Aber auch der Touristikausschuss des Amtes will sich um die Weiterentwicklung der Angebote bemühen. Unter Vorsitz des Hasselberger Bürgermeisters Hans-Heinrich Franke beschlossen die Mitglieder einmütig die Herstellung eines Strandstegs für Rollstuhlfahrer in Höhe der Wasserrettungsstation Hasselberg. Kostenschätzung: rund 1300 Euro. An diesem Abschnitt befindet sich bereits seit fünf Jahren ein separater Parkplatz für Gehandicapte. Vier Strandkörbe sollen für sie am neuen Steg reserviert werden.
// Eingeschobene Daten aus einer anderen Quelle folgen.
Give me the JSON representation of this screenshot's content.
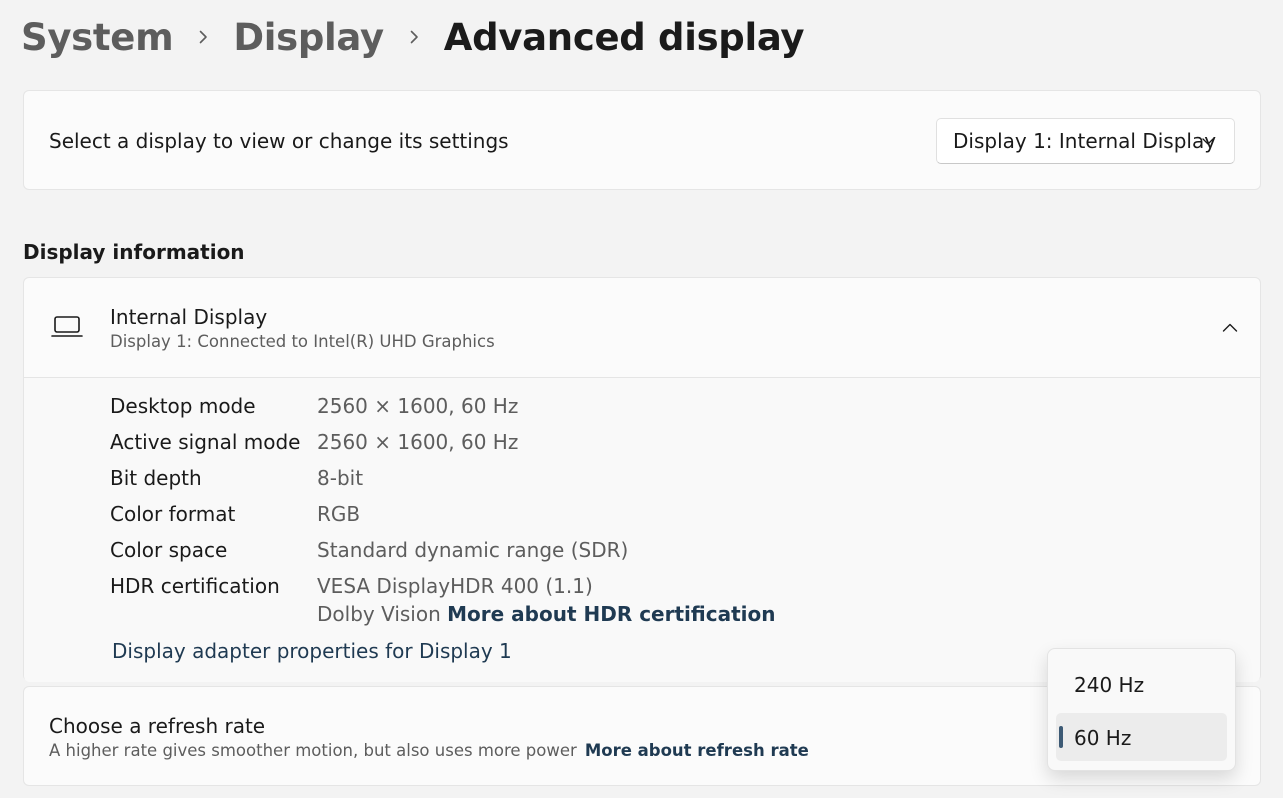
{
  "breadcrumb": {
    "items": [
      "System",
      "Display",
      "Advanced display"
    ]
  },
  "display_selector": {
    "label": "Select a display to view or change its settings",
    "selected": "Display 1: Internal Display"
  },
  "display_information": {
    "section_title": "Display information",
    "header_title": "Internal Display",
    "header_subtitle": "Display 1: Connected to Intel(R) UHD Graphics",
    "rows": [
      {
        "label": "Desktop mode",
        "value": "2560 × 1600, 60 Hz"
      },
      {
        "label": "Active signal mode",
        "value": "2560 × 1600, 60 Hz"
      },
      {
        "label": "Bit depth",
        "value": "8-bit"
      },
      {
        "label": "Color format",
        "value": "RGB"
      },
      {
        "label": "Color space",
        "value": "Standard dynamic range (SDR)"
      },
      {
        "label": "HDR certification",
        "value": "VESA DisplayHDR 400 (1.1)"
      }
    ],
    "hdr_extra": "Dolby Vision",
    "hdr_link": "More about HDR certification",
    "adapter_link": "Display adapter properties for Display 1"
  },
  "refresh_rate": {
    "title": "Choose a refresh rate",
    "description": "A higher rate gives smoother motion, but also uses more power",
    "link": "More about refresh rate",
    "options": [
      "240 Hz",
      "60 Hz"
    ],
    "selected": "60 Hz"
  },
  "icons": {
    "breadcrumb_separator": "chevron-right-icon",
    "dropdown": "chevron-down-icon",
    "display": "laptop-icon",
    "collapse": "chevron-up-icon"
  },
  "colors": {
    "link": "#1f3a52",
    "selection_indicator": "#3d5a75",
    "background": "#f3f3f3",
    "card": "#fbfbfb"
  }
}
Ja sagte der Ausschuss außerdem zur Erschließung des Naturschutzgebietes Geltinger Birk für den Radtourismus und bewilligte dafür in diesem Jahr 4500 Euro. Eine finanzielle Einigung erzielte der Ausschuss mit der Gemeinde Hasselberg über die Kosten für die dringende Dachsanierung eines alten Feuerwehrhauses, in dem die vom Amt getragene DLRG Gelting-Golsmaas-Hasselberg etliche Geräte lagert. Der Amt zahlt nun mehrere Jahre lang 80 Euro pro Monat Pacht, braucht sich aber an den Sanierungskosten nicht zu beteiligen.

Was die Pflege der sogenannten Radverkehrsschilder in der Regie des Kreises Schleswig-Flensburg betrifft, so wird nun das Amt per Beschluss den vollen Anteil von knapp 1800 Euro pro Jahr übernehmen. Bislang hatte das Amt seit 2013 rund 500 Euro weniger bewilligt.